In 2011, GE, Philips, and Sylvania manufactured more incandescent light bulbs than all other companies combined. But lightbulbs were 100-year-old technology with low material costs and little difference between manufacturers, so store brands and imports were flooding the market with indistinguishable 25-cent bulbs.
Alternative bulbs, now familiar as corkscrew-shaped compact fluorescents, use less energy and last longer for certain uses. Fluorescent lights were common in brightly-lit places where energy savings paid off and bulbs were changed very infrequently, like grocery stores and office buildings. But making them ‘compact’ wasn’t the barrier to practical household use: fluorescents give off tinted light, have to ‘warm up’ when switched on, and contain toxic mercury gas. Most people don’t live in the same home long enough to realize 20-year energy savings, and taking $20 light bulbs with us when we move is impractical. Consumers didn’t want CFLs even for a price comparable to traditional bulbs, and they were vastly more expensive.

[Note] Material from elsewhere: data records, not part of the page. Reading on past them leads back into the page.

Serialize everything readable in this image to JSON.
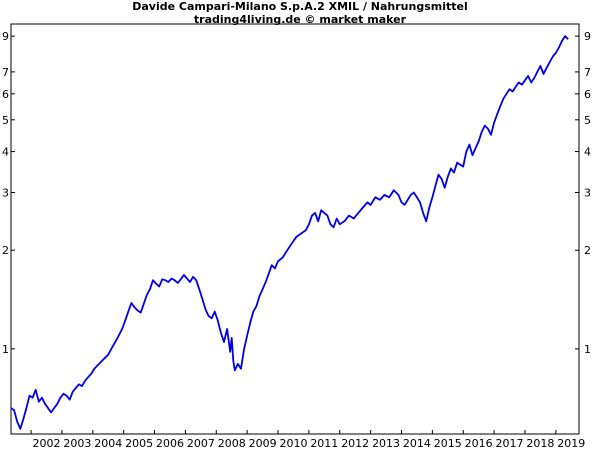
{
  "header": {
    "title": "Davide Campari-Milano S.p.A.2 XMIL / Nahrungsmittel",
    "subtitle": "trading4living.de © market maker"
  },
  "colors": {
    "line": "#0000e6",
    "frame": "#000000",
    "background": "#ffffff"
  },
  "chart_data": {
    "type": "line",
    "title": "Davide Campari-Milano S.p.A.2 XMIL / Nahrungsmittel",
    "subtitle": "trading4living.de © market maker",
    "xlabel": "",
    "ylabel": "",
    "y_scale": "log",
    "ylim": [
      0.55,
      9.8
    ],
    "xlim": [
      2001.35,
      2019.75
    ],
    "grid": false,
    "legend": "none",
    "x_ticks": [
      "2002",
      "2003",
      "2004",
      "2005",
      "2006",
      "2007",
      "2008",
      "2009",
      "2010",
      "2011",
      "2012",
      "2013",
      "2014",
      "2015",
      "2016",
      "2017",
      "2018",
      "2019"
    ],
    "y_ticks_left": [
      "9",
      "7",
      "6",
      "5",
      "4",
      "3",
      "2",
      "1"
    ],
    "y_ticks_right": [
      "9",
      "7",
      "6",
      "5",
      "4",
      "3",
      "2",
      "1"
    ],
    "series": [
      {
        "x": [
          2001.35,
          2001.45,
          2001.55,
          2001.65,
          2001.75,
          2001.85,
          2001.95,
          2002.05,
          2002.15,
          2002.25,
          2002.35,
          2002.45,
          2002.55,
          2002.65,
          2002.75,
          2002.85,
          2002.95,
          2003.05,
          2003.15,
          2003.25,
          2003.35,
          2003.45,
          2003.55,
          2003.65,
          2003.75,
          2003.85,
          2003.95,
          2004.05,
          2004.2,
          2004.35,
          2004.5,
          2004.65,
          2004.8,
          2004.95,
          2005.05,
          2005.15,
          2005.25,
          2005.35,
          2005.45,
          2005.55,
          2005.65,
          2005.75,
          2005.85,
          2005.95,
          2006.05,
          2006.15,
          2006.25,
          2006.35,
          2006.45,
          2006.55,
          2006.65,
          2006.75,
          2006.85,
          2006.95,
          2007.05,
          2007.15,
          2007.25,
          2007.35,
          2007.45,
          2007.55,
          2007.65,
          2007.75,
          2007.85,
          2007.95,
          2008.05,
          2008.15,
          2008.25,
          2008.35,
          2008.45,
          2008.5,
          2008.55,
          2008.6,
          2008.7,
          2008.8,
          2008.9,
          2009.0,
          2009.1,
          2009.2,
          2009.3,
          2009.4,
          2009.5,
          2009.6,
          2009.7,
          2009.8,
          2009.9,
          2010.0,
          2010.15,
          2010.3,
          2010.45,
          2010.6,
          2010.75,
          2010.9,
          2011.0,
          2011.1,
          2011.2,
          2011.3,
          2011.4,
          2011.5,
          2011.6,
          2011.7,
          2011.8,
          2011.9,
          2012.0,
          2012.15,
          2012.3,
          2012.45,
          2012.6,
          2012.75,
          2012.9,
          2013.0,
          2013.15,
          2013.3,
          2013.45,
          2013.6,
          2013.75,
          2013.9,
          2014.0,
          2014.1,
          2014.2,
          2014.3,
          2014.4,
          2014.5,
          2014.6,
          2014.7,
          2014.8,
          2014.9,
          2015.0,
          2015.1,
          2015.2,
          2015.3,
          2015.4,
          2015.5,
          2015.6,
          2015.7,
          2015.8,
          2015.9,
          2016.0,
          2016.1,
          2016.2,
          2016.3,
          2016.4,
          2016.5,
          2016.6,
          2016.7,
          2016.8,
          2016.9,
          2017.0,
          2017.1,
          2017.2,
          2017.3,
          2017.4,
          2017.5,
          2017.6,
          2017.7,
          2017.8,
          2017.9,
          2018.0,
          2018.1,
          2018.2,
          2018.3,
          2018.4,
          2018.5,
          2018.6,
          2018.7,
          2018.8,
          2018.9,
          2019.0,
          2019.1,
          2019.2,
          2019.3,
          2019.4
        ],
        "y": [
          0.66,
          0.65,
          0.6,
          0.57,
          0.61,
          0.66,
          0.72,
          0.71,
          0.75,
          0.69,
          0.71,
          0.68,
          0.66,
          0.64,
          0.66,
          0.68,
          0.71,
          0.73,
          0.72,
          0.7,
          0.74,
          0.76,
          0.78,
          0.77,
          0.8,
          0.82,
          0.84,
          0.87,
          0.9,
          0.93,
          0.96,
          1.02,
          1.08,
          1.15,
          1.22,
          1.3,
          1.38,
          1.34,
          1.31,
          1.29,
          1.37,
          1.46,
          1.52,
          1.62,
          1.58,
          1.55,
          1.63,
          1.62,
          1.6,
          1.64,
          1.62,
          1.59,
          1.63,
          1.68,
          1.64,
          1.6,
          1.66,
          1.62,
          1.52,
          1.42,
          1.32,
          1.26,
          1.24,
          1.3,
          1.22,
          1.12,
          1.05,
          1.15,
          0.98,
          1.08,
          0.92,
          0.86,
          0.9,
          0.87,
          1.0,
          1.1,
          1.2,
          1.3,
          1.35,
          1.45,
          1.52,
          1.6,
          1.7,
          1.8,
          1.76,
          1.85,
          1.9,
          2.0,
          2.1,
          2.2,
          2.25,
          2.3,
          2.4,
          2.55,
          2.6,
          2.45,
          2.65,
          2.6,
          2.55,
          2.4,
          2.35,
          2.5,
          2.4,
          2.45,
          2.55,
          2.5,
          2.6,
          2.7,
          2.8,
          2.75,
          2.9,
          2.85,
          2.95,
          2.9,
          3.05,
          2.95,
          2.8,
          2.75,
          2.85,
          2.95,
          3.0,
          2.9,
          2.8,
          2.6,
          2.45,
          2.7,
          2.9,
          3.15,
          3.4,
          3.3,
          3.1,
          3.35,
          3.55,
          3.45,
          3.7,
          3.65,
          3.6,
          4.0,
          4.2,
          3.9,
          4.1,
          4.3,
          4.6,
          4.8,
          4.7,
          4.5,
          4.9,
          5.2,
          5.5,
          5.8,
          6.0,
          6.2,
          6.1,
          6.3,
          6.5,
          6.4,
          6.6,
          6.8,
          6.5,
          6.7,
          7.0,
          7.3,
          6.9,
          7.2,
          7.5,
          7.8,
          8.0,
          8.3,
          8.7,
          9.0,
          8.8
        ]
      }
    ]
  }
}
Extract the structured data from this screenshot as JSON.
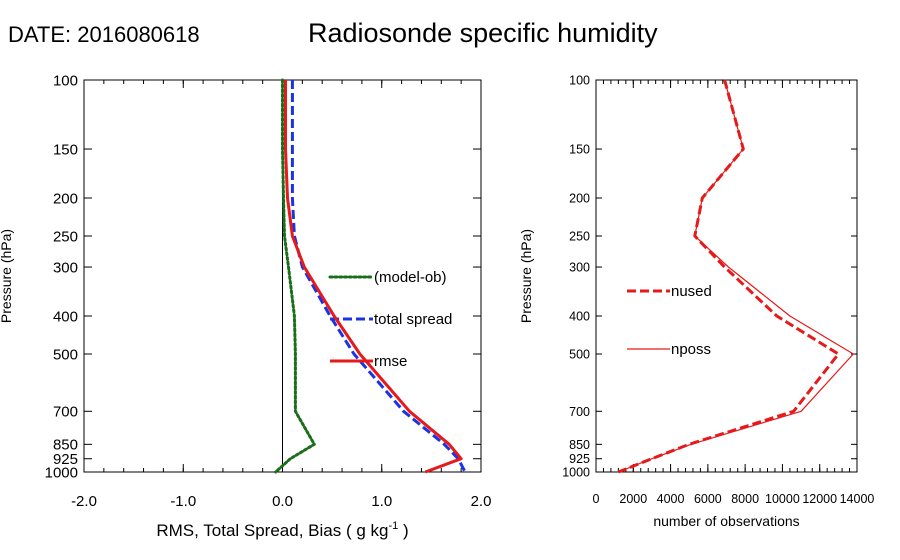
{
  "header": {
    "date_label": "DATE: 2016080618",
    "title": "Radiosonde specific humidity"
  },
  "chart_data": [
    {
      "type": "line",
      "name": "left-panel",
      "xlabel": "RMS, Total Spread, Bias ( g kg",
      "xlabel_sup": "-1",
      "xlabel_end": " )",
      "ylabel": "Pressure (hPa)",
      "xlim": [
        -2.0,
        2.0
      ],
      "ylim": [
        1000,
        100
      ],
      "y_scale": "log",
      "xticks": [
        -2.0,
        -1.0,
        0.0,
        1.0,
        2.0
      ],
      "xtick_labels": [
        "-2.0",
        "-1.0",
        "0.0",
        "1.0",
        "2.0"
      ],
      "yticks": [
        100,
        150,
        200,
        250,
        300,
        400,
        500,
        700,
        850,
        925,
        1000
      ],
      "ytick_labels": [
        "100",
        "150",
        "200",
        "250",
        "300",
        "400",
        "500",
        "700",
        "850",
        "925",
        "1000"
      ],
      "zero_line": 0.0,
      "legend_position": "center-right",
      "series": [
        {
          "name": "(model-ob)",
          "color": "#1a6e1a",
          "style": "dotted",
          "points": [
            [
              0.0,
              100
            ],
            [
              0.0,
              150
            ],
            [
              0.01,
              200
            ],
            [
              0.02,
              250
            ],
            [
              0.06,
              300
            ],
            [
              0.12,
              400
            ],
            [
              0.13,
              500
            ],
            [
              0.13,
              700
            ],
            [
              0.32,
              850
            ],
            [
              0.08,
              925
            ],
            [
              -0.07,
              1000
            ]
          ]
        },
        {
          "name": "total spread",
          "color": "#1a33e6",
          "style": "dashed",
          "points": [
            [
              0.1,
              100
            ],
            [
              0.1,
              150
            ],
            [
              0.1,
              200
            ],
            [
              0.12,
              250
            ],
            [
              0.2,
              300
            ],
            [
              0.48,
              400
            ],
            [
              0.72,
              500
            ],
            [
              1.22,
              700
            ],
            [
              1.63,
              850
            ],
            [
              1.77,
              925
            ],
            [
              1.84,
              1000
            ]
          ]
        },
        {
          "name": "rmse",
          "color": "#e61a1a",
          "style": "solid",
          "points": [
            [
              0.03,
              100
            ],
            [
              0.03,
              150
            ],
            [
              0.05,
              200
            ],
            [
              0.1,
              250
            ],
            [
              0.22,
              300
            ],
            [
              0.52,
              400
            ],
            [
              0.78,
              500
            ],
            [
              1.28,
              700
            ],
            [
              1.68,
              850
            ],
            [
              1.8,
              925
            ],
            [
              1.44,
              1000
            ]
          ]
        }
      ]
    },
    {
      "type": "line",
      "name": "right-panel",
      "xlabel": "number of observations",
      "ylabel": "Pressure (hPa)",
      "xlim": [
        0,
        14000
      ],
      "ylim": [
        1000,
        100
      ],
      "y_scale": "log",
      "xticks": [
        0,
        2000,
        4000,
        6000,
        8000,
        10000,
        12000,
        14000
      ],
      "xtick_labels": [
        "0",
        "2000",
        "4000",
        "6000",
        "8000",
        "10000",
        "12000",
        "14000"
      ],
      "yticks": [
        100,
        150,
        200,
        250,
        300,
        400,
        500,
        700,
        850,
        925,
        1000
      ],
      "ytick_labels": [
        "100",
        "150",
        "200",
        "250",
        "300",
        "400",
        "500",
        "700",
        "850",
        "925",
        "1000"
      ],
      "legend_position": "center-left",
      "series": [
        {
          "name": "nused",
          "color": "#e61a1a",
          "style": "dashed",
          "points": [
            [
              6900,
              100
            ],
            [
              7900,
              150
            ],
            [
              5700,
              200
            ],
            [
              5300,
              250
            ],
            [
              6900,
              300
            ],
            [
              9700,
              400
            ],
            [
              13000,
              500
            ],
            [
              10600,
              700
            ],
            [
              5000,
              850
            ],
            [
              3000,
              925
            ],
            [
              1200,
              1000
            ]
          ]
        },
        {
          "name": "nposs",
          "color": "#e61a1a",
          "style": "solid-thin",
          "points": [
            [
              6900,
              100
            ],
            [
              7900,
              150
            ],
            [
              5700,
              200
            ],
            [
              5300,
              250
            ],
            [
              7100,
              300
            ],
            [
              10400,
              400
            ],
            [
              13800,
              500
            ],
            [
              11000,
              700
            ],
            [
              5100,
              850
            ],
            [
              3000,
              925
            ],
            [
              1200,
              1000
            ]
          ]
        }
      ]
    }
  ]
}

CFLs had some remarkable advantages, however, for Philips, Sylvania, and GE. Higher technical barriers to engineering and manufacturing (compared to very simple traditional bulbs) and more expensive materials kept potential competitors out of specialty bulbs. But the barriers weren’t high enough that brands could hike prices, even for existing users of fluorescents, without inviting a start-up into the game. Here, where leading brands faced no serious competition, was where they wanted to ‘compete’ for customers.
Philips Electronics formed a coalition with environmental groups, including the Natural Resources Defense Council, to lobby for “higher energy efficiency standards” — special regulation to ban traditional bulbs and force consumers to buy higher-cost bulbs that only the three market giants could make. Rather than offer consumers free choice in which bulbs made economic sense for their own homes, corporate interests authored regulation to choose for us.
Regulation passed by Congress, and worse, by unaccountable bureaucratic agencies, is subject to manipulation by those with the most to gain. A rapidly expanding lobbying industry exists solely to influence policymakers, and the still-shadowier public affairs and policy fields disguise that corporate influence as public good.
Such restrictions are rarely influenced by the priorities and relative values of average citizens. The costs of lobbying are simply too high for us, and the returns too small. Even if we were successful, the average American stands to gain less than $100 annually by having cheaper light bulbs available — major manufacturers can gain billions in market share by removing consumer choice.
No human, whether employed by the federal government or otherwise, possesses the cognitive empathy or emotional imagination to make good choices for hundreds of millions of citizens. Lobbying to limit access to lightbulbs is costly and frustrating, but it is trivial when compared to the catastrophes of mismanaged veterans’ care, a hogtied medical innovation, the disastrous housing bubble, or a lengthy foreign occupation.
Regulatory capture and rent-seeking trace for us explicitly the modern American mercantilists’ self-interest in limiting trade and replacing individual consumer choices with regulatory force. Licensing and tariffs, permits and inspections and certifications: elites have found many names for the permission we must seek to operate businesses and trade as we wish.